Love and Pain
Miranda in Milan
By Katharine Duckett
Katharine Duckett’s Miranda in Milan is a standalone historical fantasy novella. It is Duckett’s book debut1.
Restored to his dukedom, Prospero returns to Milan, bringing with him his daughter Miranda. Miranda was raised on Prospero’s uncharted island and finds Milan a bewildering, alien city.
A bewildering, alien, and hostile city.
Although she was promised in marriage to Ferdinand, Prince of Naples, Miranda is trapped in Milan until such time as her fiancé sends for her. No letters from Ferdinand arrive. Until then, she must endure a hostile palace and inexplicable rules.
The servants appear to hate and fear her. She is told that if she leaves her room, she must be veiled. There is a portrait of her mother prominently placed in a palace hall — also veiled. Her father claims to have forgiven his usurping brother Antonio — but Antonio is chained in a hidden dungeon. None of this is explained. Servants won’t help her and she fears to bother her quick-tempered dad with questions.
Little wonder that Miranda is quick to embrace her first real friend in the palace, the servant girl Dorothea. Dorothea has magical powers, of sorts, but not of the sort that would lead to a career. Thus serving in the palace. Still, she’s a useful ally. She knows the world in which Miranda finds herself; she does wield genuine magic; she genuinely likes (well, loves) Miranda.
With Dorothea’s help, Miranda unravels the palace mysteries: why and how her mother died, why Prospero was exiled from Milan. Knowing why helps only a little: knowledge is not always comfortable.
~oOo~
Spoiler: this is not the sort of lesbian romance that ends in tragedy. You may think it’s heading there, but keep reading.
This is the second book about Miranda that I’ve read in the last eighteen months, the other being Miranda and Caliban.

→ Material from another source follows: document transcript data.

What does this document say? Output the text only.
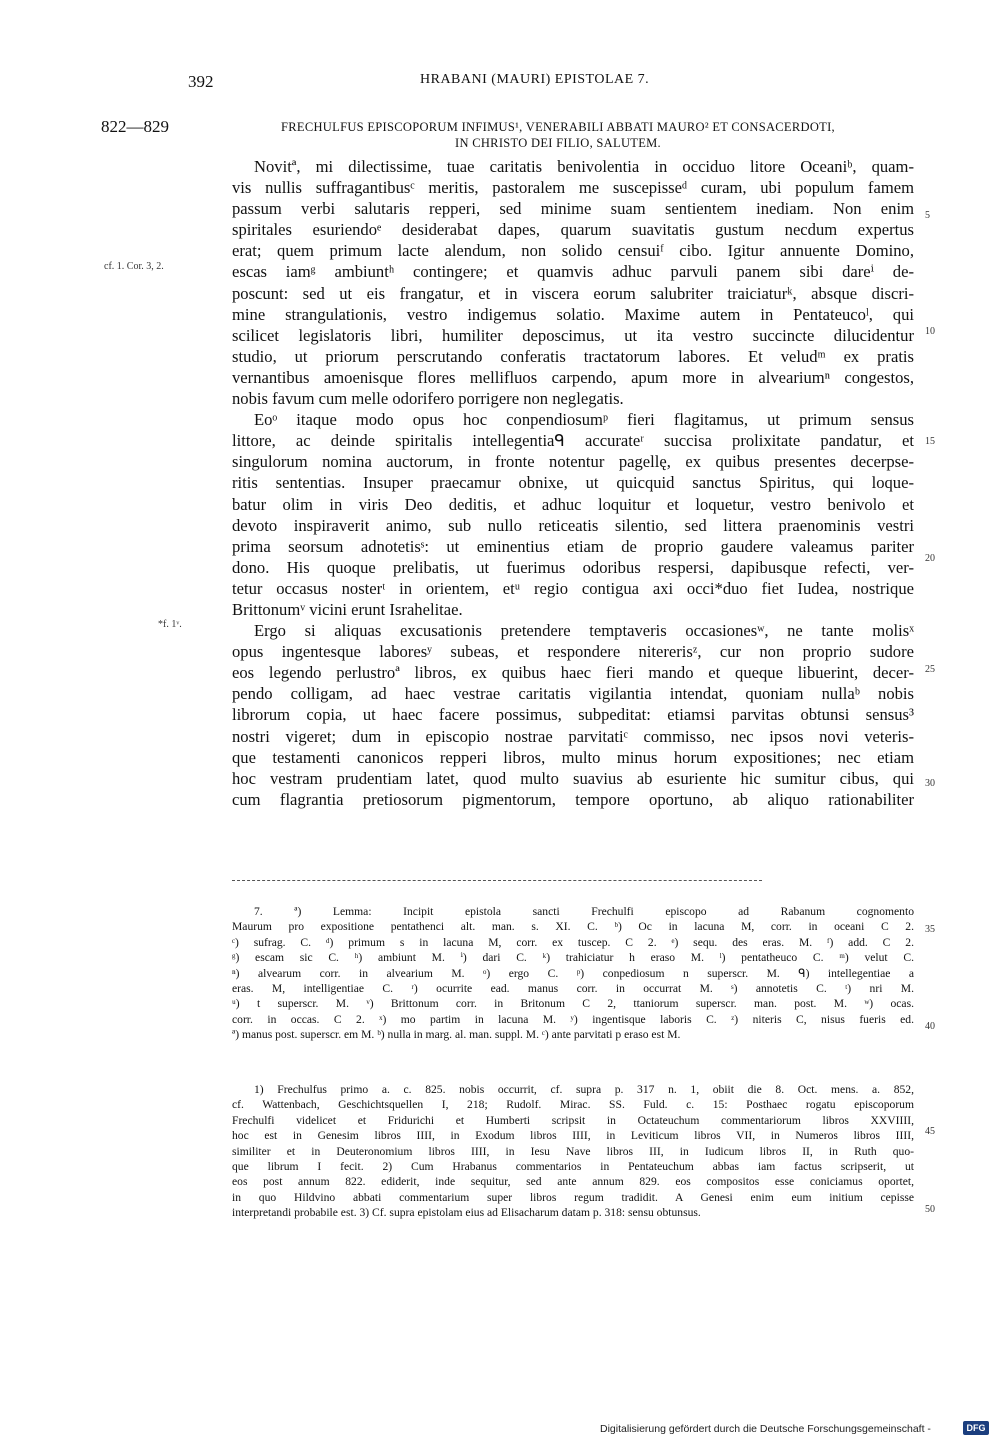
392	HRABANI (MAURI) EPISTOLAE 7.
822—829	FRECHULFUS EPISCOPORUM INFIMUS¹, VENERABILI ABBATI MAURO² ET CONSACERDOTI,
IN CHRISTO DEI FILIO, SALUTEM.
Novitª, mi dilectissime, tuae caritatis benivolentia in occiduo litore Oceaniᵇ, quam-
vis nullis suffragantibusᶜ meritis, pastoralem me suscepisseᵈ curam, ubi populum famem
passum verbi salutaris repperi, sed minime suam sentientem inediam. Non enim
spiritales esuriendoᵉ desiderabat dapes, quarum suavitatis gustum necdum expertus
erat; quem primum lacte alendum, non solido censuiᶠ cibo. Igitur annuente Domino,
escas iamᵍ ambiuntʰ contingere; et quamvis adhuc parvuli panem sibi dareⁱ de-
poscunt: sed ut eis frangatur, et in viscera eorum salubriter traiciaturᵏ, absque discri-
mine strangulationis, vestro indigemus solatio. Maxime autem in Pentateucoˡ, qui
scilicet legislatoris libri, humiliter deposcimus, ut ita vestro succincte dilucidentur
studio, ut priorum perscrutando conferatis tractatorum labores. Et veludᵐ ex pratis
vernantibus amoenisque flores mellifluos carpendo, apum more in alveariumⁿ congestos,
nobis favum cum melle odorifero porrigere non neglegatis.
Eoᵒ itaque modo opus hoc conpendiosumᵖ fieri flagitamus, ut primum sensus
littore, ac deinde spiritalis intellegentiaᑫ accurateʳ succisa prolixitate pandatur, et
singulorum nomina auctorum, in fronte notentur pagellę, ex quibus presentes decerpse-
ritis sententias. Insuper praecamur obnixe, ut quicquid sanctus Spiritus, qui loque-
batur olim in viris Deo deditis, et adhuc loquitur et loquetur, vestro benivolo et
devoto inspiraverit animo, sub nullo reticeatis silentio, sed littera praenominis vestri
prima seorsum adnotetisˢ: ut eminentius etiam de proprio gaudere valeamus pariter
dono. His quoque prelibatis, ut fuerimus odoribus respersi, dapibusque refecti, ver-
tetur occasus nosterᵗ in orientem, etᵘ regio contigua axi occi*duo fiet Iudea, nostrique
Brittonumᵛ vicini erunt Israhelitae.
Ergo si aliquas excusationis pretendere temptaveris occasionesʷ, ne tante molisˣ
opus ingentesque laboresʸ subeas, et respondere nitererisᶻ, cur non proprio sudore
eos legendo perlustroª libros, ex quibus haec fieri mando et queque libuerint, decer-
pendo colligam, ad haec vestrae caritatis vigilantia intendat, quoniam nullaᵇ nobis
librorum copia, ut haec facere possimus, subpeditat: etiamsi parvitas obtunsi sensus³
nostri vigeret; dum in episcopio nostrae parvitatiᶜ commisso, nec ipsos novi veteris-
que testamenti canonicos repperi libros, multo minus horum expositiones; nec etiam
hoc vestram prudentiam latet, quod multo suavius ab esuriente hic sumitur cibus, qui
cum flagrantia pretiosorum pigmentorum, tempore oportuno, ab aliquo rationabiliter
cf. 1. Cor. 3, 2.
*f. 1ᵛ.
5
10
15
20
25
30
7. ª) Lemma: Incipit epistola sancti Frechulfi episcopo ad Rabanum cognomento
Maurum pro expositione pentathenci alt. man. s. XI. C. ᵇ) Oc in lacuna M, corr. in oceani C 2.
ᶜ) sufrag. C. ᵈ) primum s in lacuna M, corr. ex tuscep. C 2. ᵉ) sequ. des eras. M. ᶠ) add. C 2.
ᵍ) escam sic C. ʰ) ambiunt M. ⁱ) dari C. ᵏ) trahiciatur h eraso M. ˡ) pentatheuco C. ᵐ) velut C.
ⁿ) alvearum corr. in alvearium M. ᵒ) ergo C. ᵖ) conpediosum n superscr. M. ᑫ) intellegentiae a
eras. M, intelligentiae C. ʳ) ocurrite ead. manus corr. in occurrat M. ˢ) annotetis C. ᵗ) nri M.
ᵘ) t superscr. M. ᵛ) Brittonum corr. in Britonum C 2, ttaniorum superscr. man. post. M. ʷ) ocas.
corr. in occas. C 2. ˣ) mo partim in lacuna M. ʸ) ingentisque laboris C. ᶻ) niteris C, nisus fueris ed.
ª) manus post. superscr. em M. ᵇ) nulla in marg. al. man. suppl. M. ᶜ) ante parvitati p eraso est M.
35
40
1) Frechulfus primo a. c. 825. nobis occurrit, cf. supra p. 317 n. 1, obiit die 8. Oct. mens. a. 852,
cf. Wattenbach, Geschichtsquellen I, 218; Rudolf. Mirac. SS. Fuld. c. 15: Posthaec rogatu episcoporum
Frechulfi videlicet et Fridurichi et Humberti scripsit in Octateuchum commentariorum libros XXVIIII,
hoc est in Genesim libros IIII, in Exodum libros IIII, in Leviticum libros VII, in Numeros libros IIII,
similiter et in Deuteronomium libros IIII, in Iesu Nave libros III, in Iudicum libros II, in Ruth quo-
que librum I fecit. 2) Cum Hrabanus commentarios in Pentateuchum abbas iam factus scripserit, ut
eos post annum 822. ediderit, inde sequitur, sed ante annum 829. eos compositos esse coniciamus oportet,
in quo Hildvino abbati commentarium super libros regum tradidit. A Genesi enim eum initium cepisse
interpretandi probabile est. 3) Cf. supra epistolam eius ad Elisacharum datam p. 318: sensu obtunsus.
45
50
Digitalisierung gefördert durch die Deutsche Forschungsgemeinschaft -	DFG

It’s not that odd that contemporary authors have chosen to rewrite Shakespeare and give his women better endings than Shakespeare did2. It is a little odd that two authors would independently select the same woman from all the women who were so poorly served by Shakespeare … but that is the sort of meaningless coincidence for which SFF is famous3. The two novels are utterly unlike each other.
I closed this book concerned that Miranda’s precipitous decision at book’s end may prove misguided. That’s a testimony to the author’s skill in making Miranda a character about whose fate the reader will care. This is the first of Duckett’s works that I have encountered. I will have to seek out more.
Miranda in Milan is available for pre-order here (Amazon) and here (Chapters-Indigo).
1: It’s not her debut in the sense of her first published work, but it is her first work that is neither published in a magazine nor in an anthology. Thank you tor dot com for handing me books for which I lack the proper terms.
2: I would like a version of Much Ado About Nothing in which Hero dumps that jerk Claudio and moves to a women’s collective.
3: You are invited to list others in comments.